Minimalist Clothing Lesson Learned: Dressing the Elderly

Very early this morning, Dad called me to ask for help. He had had a bad bout of incontinence and his pajamas and bedding were soiled. This necessitated a change in underwear, pajamas, and bed linens and a quick trip to the laundry room at an ungodly hour. When Dad starts off the day like this, it is a sign that the remainder of the day is likely to be similar.

We are currently changing some of Dad’s medications around to meet the progression of his Parkinson’s disease and the result is more side effects of some drugs and fewer beneficial effects of others. Parkinson’s disease is known as a moving target disease because the patient’s condition is constantly changing. Although the overall progression of the illness is down, patients will experience up days and down days for reasons currently unknown. Physicians respond to the situation by trying to find a happy medium that will mitigate the effects of the down days without dampening the up days too much.

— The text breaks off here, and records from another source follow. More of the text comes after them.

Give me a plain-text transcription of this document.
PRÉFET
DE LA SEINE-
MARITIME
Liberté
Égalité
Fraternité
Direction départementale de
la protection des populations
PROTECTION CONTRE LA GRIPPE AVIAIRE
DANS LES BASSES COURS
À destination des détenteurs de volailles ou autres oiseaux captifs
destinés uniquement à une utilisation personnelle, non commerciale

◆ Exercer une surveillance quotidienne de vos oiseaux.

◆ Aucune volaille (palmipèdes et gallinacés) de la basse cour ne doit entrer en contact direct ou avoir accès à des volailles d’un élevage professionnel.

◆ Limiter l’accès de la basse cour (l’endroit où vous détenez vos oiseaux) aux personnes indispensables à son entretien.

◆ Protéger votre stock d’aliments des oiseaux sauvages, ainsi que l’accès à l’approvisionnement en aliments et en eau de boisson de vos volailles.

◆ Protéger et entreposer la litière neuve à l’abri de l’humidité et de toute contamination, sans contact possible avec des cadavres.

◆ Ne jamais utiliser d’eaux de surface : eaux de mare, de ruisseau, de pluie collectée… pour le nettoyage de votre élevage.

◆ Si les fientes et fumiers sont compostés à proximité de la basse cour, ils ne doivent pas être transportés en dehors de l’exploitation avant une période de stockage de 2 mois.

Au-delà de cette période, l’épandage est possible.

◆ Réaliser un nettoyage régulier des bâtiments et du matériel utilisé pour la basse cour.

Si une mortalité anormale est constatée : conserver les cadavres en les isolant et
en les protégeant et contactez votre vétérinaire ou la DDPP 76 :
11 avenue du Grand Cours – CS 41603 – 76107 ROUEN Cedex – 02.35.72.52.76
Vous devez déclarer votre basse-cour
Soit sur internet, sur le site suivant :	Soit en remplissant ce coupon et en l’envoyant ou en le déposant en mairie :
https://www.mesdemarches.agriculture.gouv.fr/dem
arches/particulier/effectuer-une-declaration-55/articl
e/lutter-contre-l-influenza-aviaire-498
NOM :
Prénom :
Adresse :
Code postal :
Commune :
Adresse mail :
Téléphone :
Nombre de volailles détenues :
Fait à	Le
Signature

http://www.mayoclinic.org/diseases-conditions/parkinsons-disease/basics/treatment/con-20028488

http://www.pdf.org/parkinson_prescription_meds

Being the caregiver of a Parkinson’s patient, or any elderly person for that matter, requires a great deal of flexibility and spontaneous problem solving. One chore that is a frequent problem for caregivers to tackle is incontinence, which can occur anytime, anywhere with varying severity. On a bad day, a caregiver may help change their parent’s underwear 5 or more times, making removing and putting clothing back on complicated and time-consuming. Clothing may also become soiled, requiring quick changes.

Despite these challenges, there are some things that caregivers can do to make dressing easier on themselves and their parents. Here are some things I have learned:

  • Prevent incontinence in the first place by having parents visit the toilet at regular intervals and before outings with family. Due to memory loss and dementia, the elderly may not logically connect feeling “the urge” with needing to make a trip to the bathroom. Or they may not think to visit the bathroom until it is too late to prevent incontinence. The elderly move slowly and will also need more time to get to the bathroom.

http://www.alz.org/care/alzheimers-dementia-incontinence.asp

http://www.huffingtonpost.com/2011/07/31/male-incontinence_n_913368.html

http://www.webmd.com/urinary-incontinence-oab/reducing-incontinence-14/oab-tips?page=1

http://www.webmd.com/urinary-incontinence-oab/features/when-you-are-a-guest-with-incontinence

  • Dress your parent in clothing with a minimum of fasteners. The more buttons, laces, and zippers on clothing, the more time it will take to dress and undress your parent.
  • For relaxing at home, encourage men to wear t-shirts and sweat pants. For ladies, look for nice lounge wear. These can double as pajamas and exercise wear.
  • For street clothes, look for mock turtlenecks or polo shirts, and elastic-waist chinos for men. For ladies, try elastic waist slacks or skirts, and blouses that pull on over the head.
  • Dress your parent in separates. Avoid one-piece clothing like jumpsuits, and dresses since these will complicate clothing changes and create more soiled laundry. The one exception to this is a bathrobe since it ties and easily comes off.
  • Look for warm socks with rubber tread on the bottom that can function both as socks and slippers at home. The socks provided in hospitals to patients are great because they prevent falls due to slipping.
  • Use suspenders for men’s pants instead of belts because the pants will be easier to remove when changing.
  • Look for shoes that slip on or fasten easily with Velcro. Avoid shoes with laces unless a physician directs the parent to wear lace shoes for proper foot care.
  • Try slippers with a rubber non-skid sole that are appropriate for both indoor and outdoor use.
  • Look for shoes that can be washed easily in a washing machine. Based on personal experience, I do not recommend leather shoes, unless they are washable leather, because thoroughly cleaning soiled leather shoes is terribly difficult.
  • Look for multi-functional clothing. Don’t worry about changing outfits frequently for fashion reasons as soiled clothes will need to be changed regularly anyway. Any time caregivers can cut down on clothing changes it will be easier for both the caregiver and parent.
  • Choose fabrics that wash easily in a washing machine and do not require ironing or dry cleaning.
  • Carry a “man bag” or “lady’s bag” on outings that contain several pairs of Depends, baby wipes, disposable gloves, hand sanitizer, apron for the caregiver, a plastic bag for soiled garments, and a change of clothing. Include a clean pair of socks and shoes with the change of clothing.